Kane Williamson's maiden century gave New Zealand a win and has all but ended South Africa's hopes of reaching the ICC Cricket World Cup 2019 semifinal. (Image credit: Getty Images)
Kane Williamson handled the pressure brilliantly during the clash against South Africa in the ICC Cricket World Cup 2019 clash in Edgbaston. The New Zealand skipper survived a dropped catch and a run-out and South Africa missed a run-out chance. Williamson made the Proteas pay as he blasted his maiden World Cup ton to give New Zealand their fourth consecutive win against South Africa. Their four-wicket win has all but ensured their qualification into the semifinal stage while for the Proteas, they are all but out of the competition. Speaking after the end of the match, Williamson was his modest self when describing the kind of innings he played.

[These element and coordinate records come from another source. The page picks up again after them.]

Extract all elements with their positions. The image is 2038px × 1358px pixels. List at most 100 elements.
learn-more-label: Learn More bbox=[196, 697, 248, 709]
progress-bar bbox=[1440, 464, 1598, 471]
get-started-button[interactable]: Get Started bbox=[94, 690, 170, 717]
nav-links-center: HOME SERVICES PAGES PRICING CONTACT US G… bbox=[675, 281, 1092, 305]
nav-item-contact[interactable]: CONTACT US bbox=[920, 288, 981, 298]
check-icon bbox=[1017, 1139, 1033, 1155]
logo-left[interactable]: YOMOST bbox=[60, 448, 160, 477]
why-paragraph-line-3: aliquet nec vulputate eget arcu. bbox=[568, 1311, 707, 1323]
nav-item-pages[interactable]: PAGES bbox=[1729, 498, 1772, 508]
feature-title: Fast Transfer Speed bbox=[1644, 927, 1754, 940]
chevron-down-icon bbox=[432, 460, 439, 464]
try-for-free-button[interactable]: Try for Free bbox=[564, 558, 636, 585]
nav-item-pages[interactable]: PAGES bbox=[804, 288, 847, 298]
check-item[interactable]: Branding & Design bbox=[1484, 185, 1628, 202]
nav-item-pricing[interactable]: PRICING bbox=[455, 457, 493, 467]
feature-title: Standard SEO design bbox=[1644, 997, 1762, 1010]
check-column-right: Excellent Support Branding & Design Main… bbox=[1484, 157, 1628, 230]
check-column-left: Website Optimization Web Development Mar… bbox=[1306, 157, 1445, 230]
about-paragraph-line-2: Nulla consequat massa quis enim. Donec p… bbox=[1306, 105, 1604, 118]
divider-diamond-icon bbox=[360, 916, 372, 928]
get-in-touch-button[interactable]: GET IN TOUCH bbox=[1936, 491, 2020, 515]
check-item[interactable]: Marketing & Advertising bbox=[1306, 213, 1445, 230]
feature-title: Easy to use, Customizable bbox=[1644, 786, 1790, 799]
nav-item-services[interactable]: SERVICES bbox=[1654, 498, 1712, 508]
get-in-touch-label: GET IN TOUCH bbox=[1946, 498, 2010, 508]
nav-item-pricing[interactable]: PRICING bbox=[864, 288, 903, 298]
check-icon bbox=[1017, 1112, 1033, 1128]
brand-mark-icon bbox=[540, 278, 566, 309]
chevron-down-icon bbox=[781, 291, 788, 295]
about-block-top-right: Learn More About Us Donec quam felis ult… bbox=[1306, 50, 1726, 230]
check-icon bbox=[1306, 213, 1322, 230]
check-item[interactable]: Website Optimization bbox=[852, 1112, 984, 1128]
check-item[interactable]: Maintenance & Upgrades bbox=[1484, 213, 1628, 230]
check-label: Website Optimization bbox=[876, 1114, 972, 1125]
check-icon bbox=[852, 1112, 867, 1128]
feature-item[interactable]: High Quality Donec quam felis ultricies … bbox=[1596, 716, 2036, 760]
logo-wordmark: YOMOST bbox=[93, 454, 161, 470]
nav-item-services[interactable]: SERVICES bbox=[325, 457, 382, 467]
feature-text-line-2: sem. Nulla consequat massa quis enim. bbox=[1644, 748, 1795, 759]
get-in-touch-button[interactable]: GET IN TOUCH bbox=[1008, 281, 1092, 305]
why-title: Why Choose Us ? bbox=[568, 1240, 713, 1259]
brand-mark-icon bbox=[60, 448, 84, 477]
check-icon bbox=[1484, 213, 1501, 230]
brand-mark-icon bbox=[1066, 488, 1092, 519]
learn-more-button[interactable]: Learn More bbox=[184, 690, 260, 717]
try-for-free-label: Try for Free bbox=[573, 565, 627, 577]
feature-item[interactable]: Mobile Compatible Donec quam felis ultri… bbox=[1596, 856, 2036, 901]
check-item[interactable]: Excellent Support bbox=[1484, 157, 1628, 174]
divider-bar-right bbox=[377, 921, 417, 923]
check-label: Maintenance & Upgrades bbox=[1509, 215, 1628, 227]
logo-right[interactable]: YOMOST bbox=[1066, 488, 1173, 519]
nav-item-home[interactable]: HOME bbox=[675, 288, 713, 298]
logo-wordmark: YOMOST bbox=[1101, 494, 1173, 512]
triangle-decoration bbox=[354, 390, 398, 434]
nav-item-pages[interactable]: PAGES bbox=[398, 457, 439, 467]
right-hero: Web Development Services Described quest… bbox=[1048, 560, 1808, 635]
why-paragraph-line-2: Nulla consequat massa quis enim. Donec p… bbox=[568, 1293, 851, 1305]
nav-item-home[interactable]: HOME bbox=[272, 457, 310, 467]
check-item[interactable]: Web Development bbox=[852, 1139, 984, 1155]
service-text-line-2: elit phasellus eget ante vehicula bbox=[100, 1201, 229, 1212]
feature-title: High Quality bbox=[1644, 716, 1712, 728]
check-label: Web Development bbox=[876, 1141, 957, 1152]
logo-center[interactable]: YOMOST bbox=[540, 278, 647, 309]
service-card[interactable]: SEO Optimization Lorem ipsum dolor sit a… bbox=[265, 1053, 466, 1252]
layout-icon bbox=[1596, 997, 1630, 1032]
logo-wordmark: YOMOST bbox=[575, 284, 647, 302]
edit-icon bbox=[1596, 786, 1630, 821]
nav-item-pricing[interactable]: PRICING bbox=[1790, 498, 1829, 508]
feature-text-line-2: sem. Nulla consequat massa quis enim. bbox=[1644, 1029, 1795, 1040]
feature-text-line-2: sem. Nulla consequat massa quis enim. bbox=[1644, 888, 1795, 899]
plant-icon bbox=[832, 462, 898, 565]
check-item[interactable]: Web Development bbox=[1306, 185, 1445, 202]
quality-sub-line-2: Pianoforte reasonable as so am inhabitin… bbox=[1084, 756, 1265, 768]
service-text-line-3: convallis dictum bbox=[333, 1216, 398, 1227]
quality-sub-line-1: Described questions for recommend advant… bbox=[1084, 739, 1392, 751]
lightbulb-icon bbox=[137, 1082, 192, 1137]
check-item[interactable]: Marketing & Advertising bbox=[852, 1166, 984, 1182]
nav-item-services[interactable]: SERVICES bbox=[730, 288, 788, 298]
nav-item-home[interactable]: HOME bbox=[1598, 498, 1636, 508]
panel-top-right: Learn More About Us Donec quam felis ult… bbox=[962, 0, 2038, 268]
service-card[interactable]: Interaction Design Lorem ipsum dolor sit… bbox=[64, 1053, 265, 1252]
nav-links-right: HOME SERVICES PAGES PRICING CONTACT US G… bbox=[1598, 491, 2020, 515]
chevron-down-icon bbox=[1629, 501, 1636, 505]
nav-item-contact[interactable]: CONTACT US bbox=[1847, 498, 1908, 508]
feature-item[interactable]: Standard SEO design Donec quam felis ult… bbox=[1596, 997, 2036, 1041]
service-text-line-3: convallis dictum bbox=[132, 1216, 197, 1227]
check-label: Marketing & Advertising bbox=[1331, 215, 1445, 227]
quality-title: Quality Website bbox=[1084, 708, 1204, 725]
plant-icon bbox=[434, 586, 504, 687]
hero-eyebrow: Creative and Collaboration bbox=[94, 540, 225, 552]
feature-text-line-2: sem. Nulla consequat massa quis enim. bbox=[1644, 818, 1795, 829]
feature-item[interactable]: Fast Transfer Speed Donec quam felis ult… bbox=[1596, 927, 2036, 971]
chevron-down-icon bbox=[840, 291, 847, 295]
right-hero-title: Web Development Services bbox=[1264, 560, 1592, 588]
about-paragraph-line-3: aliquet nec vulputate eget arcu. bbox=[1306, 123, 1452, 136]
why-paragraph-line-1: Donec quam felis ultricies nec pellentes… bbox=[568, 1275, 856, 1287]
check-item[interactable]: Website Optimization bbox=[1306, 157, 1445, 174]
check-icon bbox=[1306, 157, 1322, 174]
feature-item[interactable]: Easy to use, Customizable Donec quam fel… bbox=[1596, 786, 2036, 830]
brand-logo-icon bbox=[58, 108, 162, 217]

“I don't really rank innings, but each time you can try and go out and contribute to a winning performance is something that you're always wanting to do, and it was nice I was able to achieve that,” Williamson said. The New Zealand skipper shared a 91-run stand with Colin de Grandhomme who smashed a fifty and Williamson praised the all-rounder for his effort.
“The partnership and the knock from Colin was outstanding in terms of swinging that momentum, and he hit the ball beautifully. Perhaps coming in fresh rather than trying to negotiate the surface prior might have been a positive thing,” Williamson said.
On his part, de Grandhomme followed Virender Sehwag’s mantra of ‘See ball, hit ball’ during his knock and said having Williamson at the other end was crucial during his knock of 60 from 47 balls. “I just tried to watch it as hard as I can. I tend to see the ball and hit the ball and it worked. That's just my game and that's how I play. It went well. I just try to do my job when I can. Some days it doesn't work, today it did. Cricket is a simple game. Having Kane at the other end makes it a lot easier, knowing he's a gun. He didn't give me too much advice, I don't take too much in. We had to take it to the last 10 overs so we had to build for 10 overs. Then we could see where we were. Luckily the run-rate didn't get above seven so we were always still in the game,” de Grandhomme said.
Williamson said the Edgbaston wicket was different and it was a challenge which New Zealand accepted as they look to enter the knock-outs. “We know that coming into the back-end of the tournament, there will be some extremely tough games on different wickets again, and we'll have to wait and see what they hold for us. We'll just have to adapt and keep playing the sort of cricket that gives us the best opportunity to win cricket games, but day in, day out, that can vary a lot depending on opposition and surfaces,” Williamson said.